Receiving the Evcharist is our weekly feature where we pair choice albums with our favorite libations. Drink from the cup of heresy. This week’s offering: Wailin Storms’ Rattle and Claremont Craft Ales’ Raspberry Gose.
The Tunes: Wailin Storms’ Rattle
“Make it cryptic, make it visceral. Don’t think, just fucking feel” says Justin Storms, guitarist and vocalist of Wailin Storms, when asked about the direction the band wanted to take their sound on Rattle, their new album and first for Gilead Media. This manifesto serves as a perfect primer for the music contained herein. Wailin Storms’ blend of post-punk, noise rock, and apocalyptic blues is cryptic, constantly shifting and blending in ways that I haven’t heard before. The songs are certainly visceral, with Storms’ howling vocals playing the end-times preacher over the band’s eerie hymns, whether it’s the doomy “Grass,” the goth-tinged “Teeth,” or the feral crescendo of “Crow.” Every moment on Rattle feels like it was truly felt and not planned, the work of four people in complete sync with one another. I have no prior experience with this band, and I have very little experience with anything calling itself ‘noise rock’, but I picked this album because I wanted to continue to challenge myself to get outside of my comfort zone this year, and because I trust Gilead Media with my life to deliver the goods (ed. note: believe it). I don’t know what I was expecting with Rattle, but what I got was something dark and unique enough to stand tall among this label’s already impressive catalogue.
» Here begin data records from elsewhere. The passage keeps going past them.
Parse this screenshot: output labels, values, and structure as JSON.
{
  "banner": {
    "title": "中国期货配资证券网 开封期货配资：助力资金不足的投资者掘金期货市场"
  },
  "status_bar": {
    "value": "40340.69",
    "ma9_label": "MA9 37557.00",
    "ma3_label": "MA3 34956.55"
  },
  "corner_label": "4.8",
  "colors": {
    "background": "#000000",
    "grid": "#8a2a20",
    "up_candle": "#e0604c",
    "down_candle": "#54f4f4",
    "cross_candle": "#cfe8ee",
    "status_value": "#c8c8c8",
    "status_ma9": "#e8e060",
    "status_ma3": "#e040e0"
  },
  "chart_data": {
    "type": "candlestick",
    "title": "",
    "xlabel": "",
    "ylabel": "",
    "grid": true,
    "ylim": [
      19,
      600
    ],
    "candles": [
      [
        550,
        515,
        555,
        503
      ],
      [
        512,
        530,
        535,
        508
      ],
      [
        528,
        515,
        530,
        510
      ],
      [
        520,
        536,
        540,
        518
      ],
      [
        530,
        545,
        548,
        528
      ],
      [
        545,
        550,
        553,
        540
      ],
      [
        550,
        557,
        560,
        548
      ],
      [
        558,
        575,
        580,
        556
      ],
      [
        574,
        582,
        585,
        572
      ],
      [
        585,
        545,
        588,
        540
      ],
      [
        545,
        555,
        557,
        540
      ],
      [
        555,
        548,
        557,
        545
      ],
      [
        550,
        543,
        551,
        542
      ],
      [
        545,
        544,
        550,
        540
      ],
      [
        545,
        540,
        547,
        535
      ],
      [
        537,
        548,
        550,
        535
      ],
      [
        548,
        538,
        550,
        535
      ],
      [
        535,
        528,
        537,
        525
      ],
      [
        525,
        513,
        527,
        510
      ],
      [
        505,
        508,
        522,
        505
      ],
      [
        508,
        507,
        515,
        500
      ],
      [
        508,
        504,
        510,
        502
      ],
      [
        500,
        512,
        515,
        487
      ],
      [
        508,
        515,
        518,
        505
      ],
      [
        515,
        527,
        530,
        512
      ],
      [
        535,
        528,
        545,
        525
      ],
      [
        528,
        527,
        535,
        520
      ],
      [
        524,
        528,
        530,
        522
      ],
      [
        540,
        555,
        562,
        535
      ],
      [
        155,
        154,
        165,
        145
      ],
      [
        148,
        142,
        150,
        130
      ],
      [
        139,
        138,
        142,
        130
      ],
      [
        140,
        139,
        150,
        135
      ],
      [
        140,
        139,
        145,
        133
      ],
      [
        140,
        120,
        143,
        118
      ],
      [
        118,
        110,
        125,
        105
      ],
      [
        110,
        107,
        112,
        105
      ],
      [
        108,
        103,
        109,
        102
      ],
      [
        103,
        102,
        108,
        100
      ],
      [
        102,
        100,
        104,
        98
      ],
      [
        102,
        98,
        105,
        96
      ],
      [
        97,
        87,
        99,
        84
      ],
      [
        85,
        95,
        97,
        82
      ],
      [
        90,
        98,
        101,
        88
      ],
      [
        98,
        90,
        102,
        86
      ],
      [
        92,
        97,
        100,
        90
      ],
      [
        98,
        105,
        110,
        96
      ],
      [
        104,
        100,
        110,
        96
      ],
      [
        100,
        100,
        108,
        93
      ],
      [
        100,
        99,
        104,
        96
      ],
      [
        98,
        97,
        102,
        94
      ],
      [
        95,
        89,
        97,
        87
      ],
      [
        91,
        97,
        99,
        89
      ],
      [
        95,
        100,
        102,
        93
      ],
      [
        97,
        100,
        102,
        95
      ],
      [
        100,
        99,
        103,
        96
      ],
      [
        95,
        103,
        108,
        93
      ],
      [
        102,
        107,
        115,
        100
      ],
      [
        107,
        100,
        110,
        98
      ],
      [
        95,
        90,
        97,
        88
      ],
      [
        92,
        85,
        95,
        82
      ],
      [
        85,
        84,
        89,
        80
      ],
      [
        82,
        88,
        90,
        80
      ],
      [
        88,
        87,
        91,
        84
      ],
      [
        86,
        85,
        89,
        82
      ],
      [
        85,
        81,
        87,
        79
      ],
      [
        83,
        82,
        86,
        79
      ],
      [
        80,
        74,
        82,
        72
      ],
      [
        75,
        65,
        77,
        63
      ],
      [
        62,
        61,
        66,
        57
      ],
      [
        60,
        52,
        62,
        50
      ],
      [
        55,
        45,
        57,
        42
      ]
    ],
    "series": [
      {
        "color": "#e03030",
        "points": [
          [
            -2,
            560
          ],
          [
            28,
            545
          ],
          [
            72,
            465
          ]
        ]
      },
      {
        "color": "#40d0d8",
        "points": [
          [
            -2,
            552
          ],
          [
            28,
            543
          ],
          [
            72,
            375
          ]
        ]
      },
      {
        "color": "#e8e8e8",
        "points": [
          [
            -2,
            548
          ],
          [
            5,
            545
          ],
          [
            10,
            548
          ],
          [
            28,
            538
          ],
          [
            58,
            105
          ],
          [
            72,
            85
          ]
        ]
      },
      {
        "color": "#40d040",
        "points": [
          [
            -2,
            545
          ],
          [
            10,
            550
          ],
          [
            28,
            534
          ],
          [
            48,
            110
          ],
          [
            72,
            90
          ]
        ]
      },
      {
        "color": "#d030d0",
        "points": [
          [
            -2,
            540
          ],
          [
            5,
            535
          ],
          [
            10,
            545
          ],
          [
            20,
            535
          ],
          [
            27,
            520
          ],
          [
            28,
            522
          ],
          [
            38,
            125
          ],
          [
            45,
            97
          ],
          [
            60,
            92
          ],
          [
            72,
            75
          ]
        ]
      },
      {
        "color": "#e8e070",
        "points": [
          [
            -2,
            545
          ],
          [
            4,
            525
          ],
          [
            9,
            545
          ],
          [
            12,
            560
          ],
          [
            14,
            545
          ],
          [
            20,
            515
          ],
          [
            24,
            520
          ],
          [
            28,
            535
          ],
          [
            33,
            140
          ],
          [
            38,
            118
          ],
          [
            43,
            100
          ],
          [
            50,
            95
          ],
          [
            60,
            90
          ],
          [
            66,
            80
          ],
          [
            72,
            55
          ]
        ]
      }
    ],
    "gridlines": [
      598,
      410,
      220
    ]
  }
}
The Booze: Claremont Craft Ales’ Raspberry Gose
So we find ourselves back in Beer Land today after last week’s venture into heavier territories. Claremont Craft Ales is a new name for me, despite being just a ways down the freeway, so what better way to give the brewery a shot than something I know won’t let me down? I love gose’s, I love raspberry, and CCA’s Raspberry Gose is unsurprisingly delightful. The flavor profile here is definitely tart, but not as tart as many gose’s I’ve had, which I actually think works as a point in its favor, because the more rounded flavor lets you savor different notes of both the raspberry and the wheat ale base. It also lets the saltiness of the gose base shine through; I’ve always known that gose’s are brewed quite salty traditionally, but I don’t think I’ve ever had one that has this same level of mouthwatering mineral taste that is present here, which again sounds weird but is definitely a point in this beer’s favor. I’ve had plenty of gose’s and fruit beers in my day but the more I drink of this, the more it stands out to me. I doubt this is distributed far, so if you’re in the Southern California/LA County area, do yourself a favor and grab this while you can, and if you’re inclined and in a position to do so, please consider donating to this brewery’s GoFundMe, which will provide pay to the Claremont Craft Ales’ furloughed staff while their taproom is closed.